Implications for practice
Gout is a well-documented and extensively studied disease whose prevalence is on the increase in Western societies in conjunction with the increasing prevalence of metabolic syndrome. If synovial fluid analysis is not done, then diagnosis must meet at least six of the ACR's diagnostic criteria. It is also crucial that infection be ruled out initially because the symptoms of an acute gout attack can mimic the infectious process. The NP must have knowledge of the phases of the disease in order to effectively manage gout. In particular, the intercritical phase must be well managed to decrease the incidence of acute attacks and also to limit the risk of joint destruction.

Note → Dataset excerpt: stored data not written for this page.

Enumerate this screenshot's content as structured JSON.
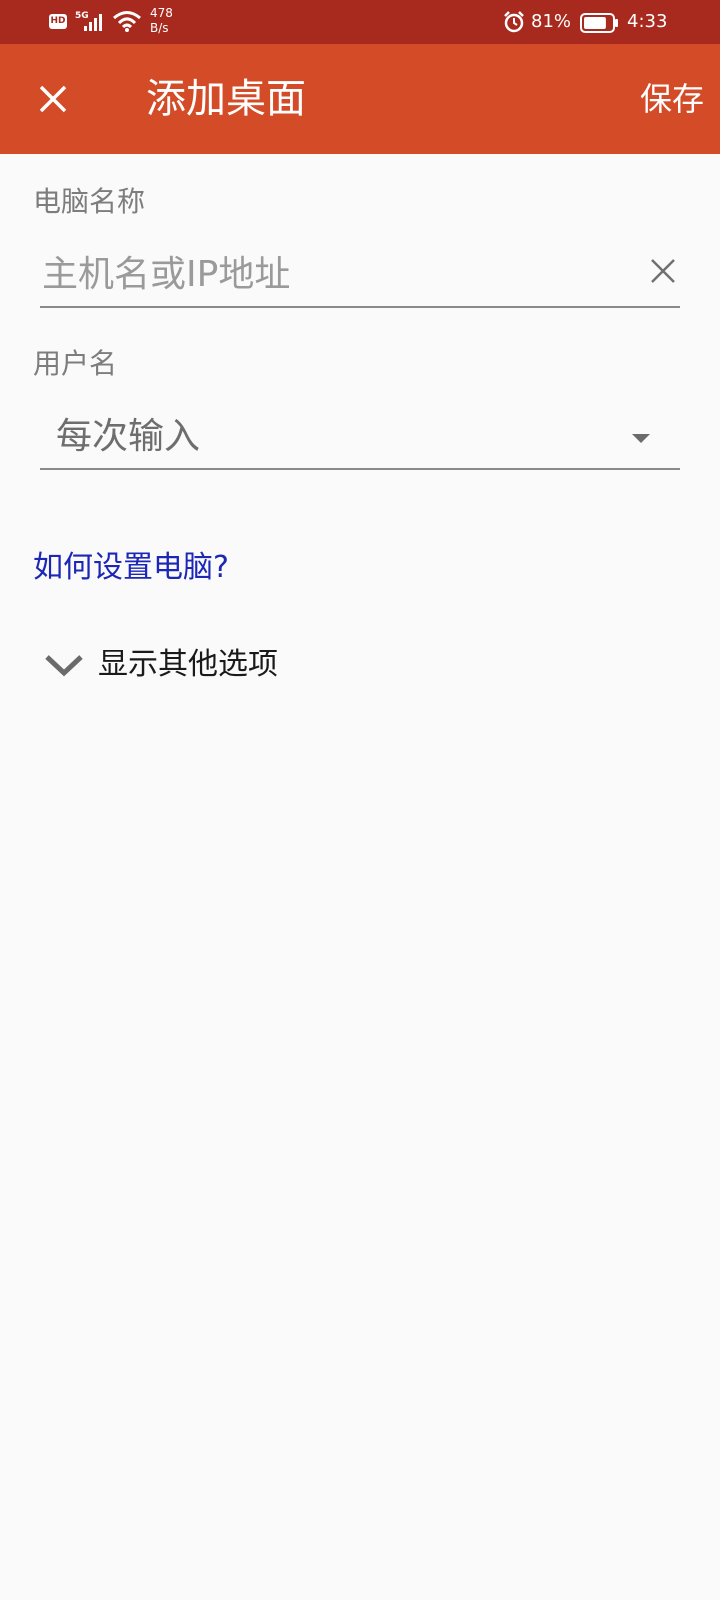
{
  "status_bar": {
    "hd": "HD",
    "network": "5G",
    "speed_value": "478",
    "speed_unit": "B/s",
    "battery_percent": "81%",
    "battery_level": 0.81,
    "time": "4:33"
  },
  "app_bar": {
    "title": "添加桌面",
    "save_label": "保存",
    "background_color": "#d44b27"
  },
  "form": {
    "pc_name_label": "电脑名称",
    "pc_name_placeholder": "主机名或IP地址",
    "username_label": "用户名",
    "username_value": "每次输入"
  },
  "help_link": "如何设置电脑?",
  "more_options_label": "显示其他选项"
}
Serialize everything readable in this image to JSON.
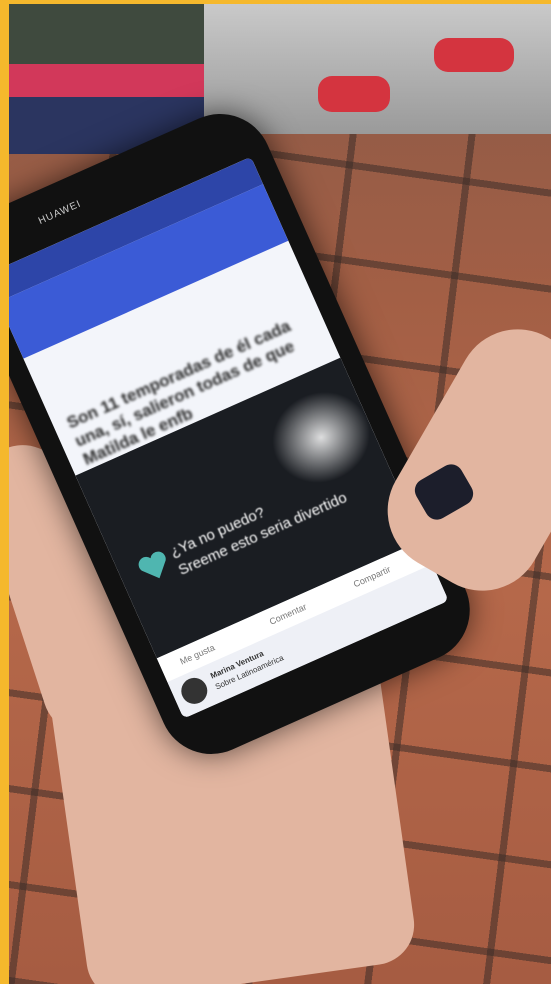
{
  "photo": {
    "subject": "hand holding smartphone over tiled floor",
    "phone_brand": "HUAWEI",
    "screen": {
      "headline": "Son 11 temporadas de él cada una, sí, salieron todas de que Matilda le enfb",
      "caption_line1": "¿Ya no puedo?",
      "caption_line2": "Sreeme esto seria divertido",
      "action_like": "Me gusta",
      "action_comment": "Comentar",
      "action_share": "Compartir",
      "commenter_name": "Marina Ventura",
      "commenter_text": "Sobre Latinoamérica"
    }
  },
  "colors": {
    "border": "#f5b82c",
    "app_blue": "#3b5bd6",
    "floor": "#a35f45",
    "nail": "#1c1e2b"
  }
}
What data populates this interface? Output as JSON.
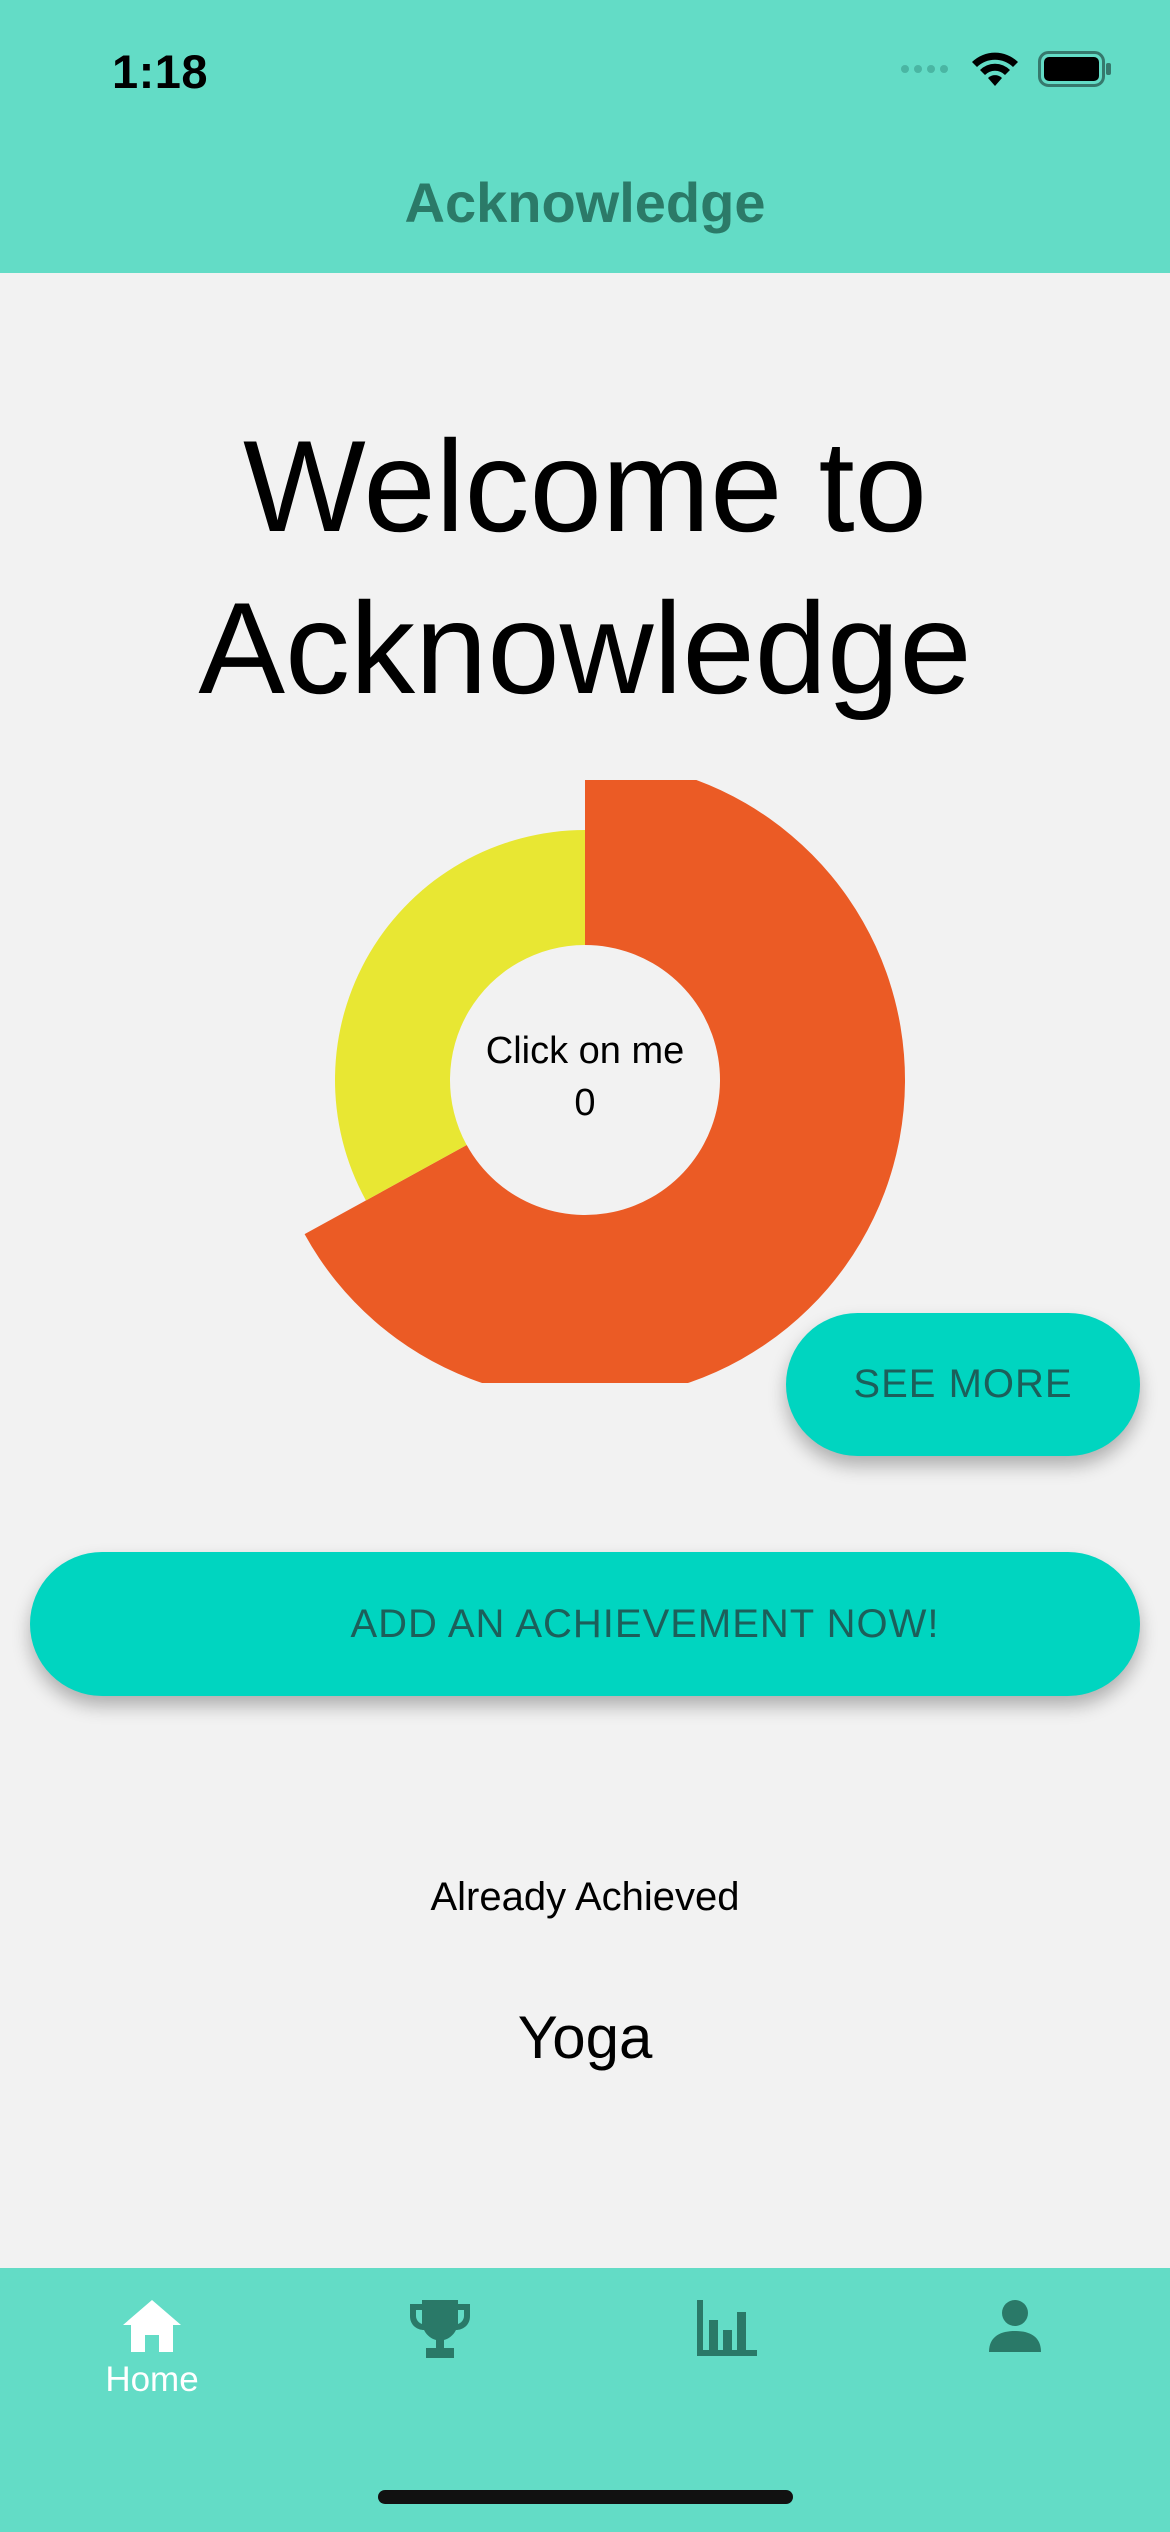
{
  "status_bar": {
    "time": "1:18"
  },
  "header": {
    "title": "Acknowledge"
  },
  "main": {
    "welcome_line1": "Welcome to",
    "welcome_line2": "Acknowledge",
    "chart": {
      "center_label": "Click on me",
      "center_value": "0",
      "segments": [
        {
          "color": "#eb5b25",
          "share": 0.67
        },
        {
          "color": "#e8e733",
          "share": 0.33
        }
      ]
    },
    "see_more_label": "SEE MORE",
    "add_achievement_label": "ADD AN ACHIEVEMENT NOW!",
    "already_achieved_label": "Already Achieved",
    "achievements": [
      "Yoga"
    ]
  },
  "tab_bar": {
    "tabs": [
      {
        "label": "Home",
        "icon": "home-icon",
        "active": true
      },
      {
        "label": "",
        "icon": "trophy-icon",
        "active": false
      },
      {
        "label": "",
        "icon": "bar-chart-icon",
        "active": false
      },
      {
        "label": "",
        "icon": "person-icon",
        "active": false
      }
    ]
  },
  "colors": {
    "header_bg": "#63dcc6",
    "title_text": "#2b7a68",
    "button_bg": "#00d5c0",
    "button_text": "#1c5f5a",
    "page_bg": "#f2f2f2",
    "chart_orange": "#eb5b25",
    "chart_yellow": "#e8e733"
  }
}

Highly effective drugs have been available for treatment of gout for several decades and new ones continue to be developed. Treating the underlying epidemic of metabolic syndrome, however, could definitely lessen the risk of patients developing gout. Therefore, NPs must recognize the potential for certain patients to develop gout so that treatment can begin immediately and continue throughout the patient's lifespan to avoid further joint destruction. Referral to a rheumatologist should be considered for patients who require a more definitive diagnosis and treatment options.
Patient education for prevention of hyperuricemia needs to be done in those patients who have metabolic syndrome and an active diagnosis of gout.